建物の振動を制御するという意味においては、免震・制震・制振すべてが制振という言葉で片付けられる。ただそれでは、制振構造といった場合、何に起因する振動を制御するのかがはっきりしない。そこで日本の構造設計者の大きな関心事である「地震による振動の制御」だけを特別扱いにして免震・制震と呼び、その他の場合を制振と呼ぶ。
地震による建物の振動を制御するのに、建物に入力する振動そのものを制御するのが免震であり、そのシステムは建物と地盤を絶縁するアイソレーターと建物の揺れを吸収するダンパーからなる。アイソレーターおよびダンパーは通常、建物脚部もしくは中間層に設けられた免震層に集中して配置される。

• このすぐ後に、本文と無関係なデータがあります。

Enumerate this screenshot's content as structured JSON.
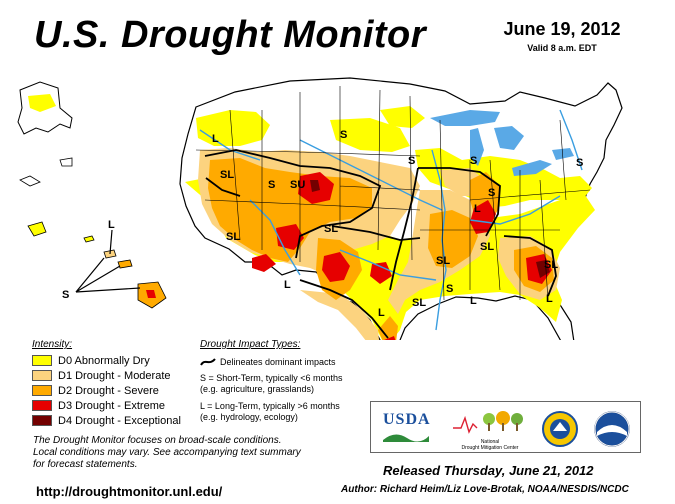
{
  "header": {
    "title": "U.S. Drought Monitor",
    "date": "June 19, 2012",
    "valid": "Valid 8 a.m. EDT"
  },
  "legend": {
    "title": "Intensity:",
    "items": [
      {
        "label": "D0 Abnormally Dry",
        "color": "#ffff00"
      },
      {
        "label": "D1 Drought - Moderate",
        "color": "#fcd37f"
      },
      {
        "label": "D2 Drought - Severe",
        "color": "#ffaa00"
      },
      {
        "label": "D3 Drought - Extreme",
        "color": "#e60000"
      },
      {
        "label": "D4 Drought - Exceptional",
        "color": "#730000"
      }
    ]
  },
  "impacts": {
    "title": "Drought Impact Types:",
    "delineates": "Delineates dominant impacts",
    "short_term": "S = Short-Term, typically <6 months",
    "short_term_eg": "(e.g. agriculture, grasslands)",
    "long_term": "L = Long-Term, typically >6 months",
    "long_term_eg": "(e.g. hydrology, ecology)"
  },
  "map_labels": {
    "s": "S",
    "l": "L",
    "sl": "SL",
    "su": "SU"
  },
  "logos": {
    "usda": "USDA",
    "ndmc_line1": "National",
    "ndmc_line2": "Drought Mitigation Center"
  },
  "footer": {
    "focus_line1": "The Drought Monitor focuses on broad-scale conditions.",
    "focus_line2": "Local conditions may vary. See accompanying text summary",
    "focus_line3": "for forecast statements.",
    "url": "http://droughtmonitor.unl.edu/",
    "released": "Released Thursday, June 21, 2012",
    "author": "Author: Richard Heim/Liz Love-Brotak, NOAA/NESDIS/NCDC"
  },
  "colors": {
    "d0": "#ffff00",
    "d1": "#fcd37f",
    "d2": "#ffaa00",
    "d3": "#e60000",
    "d4": "#730000",
    "water": "#3a9ee0",
    "lake": "#5aa9e6",
    "border": "#000000",
    "county": "#9a9a9a"
  }
}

一方、建物内に揺れを吸収するダンパーを組み込み、そこに揺れを集中させることにより建物の被害を軽減するのが制震である。揺れを集中させる制震部材には、自動車などで使われているオイルダンパーや変形能力のある鋼材を用いた鋼材系のダンパーなどがある。
また、建物の設計に関して制振といえば風による揺れを対象とした場合が多い。風制振は通常、建物頂部に建物の揺れを打ち消す方向に移動する重りを設置する。建物の揺れに応じて重りが動くシステムをパッシブ制振と呼び、コンピューター制御で動力を用い、重りを動かす場合をアクティブ制振と呼ぶ。その他の制振としては、床振動、機械・交通振動を対象としたものなどがあり、その方法は対象振動により様々で、構造設計者は、その都度頭を悩まされている。
構造設計者が「せいしん構造」と言ったときに、制震なのか制振なのか、また何に起因する振動を対象にしたものなのか、思いをめぐらせる必要がある。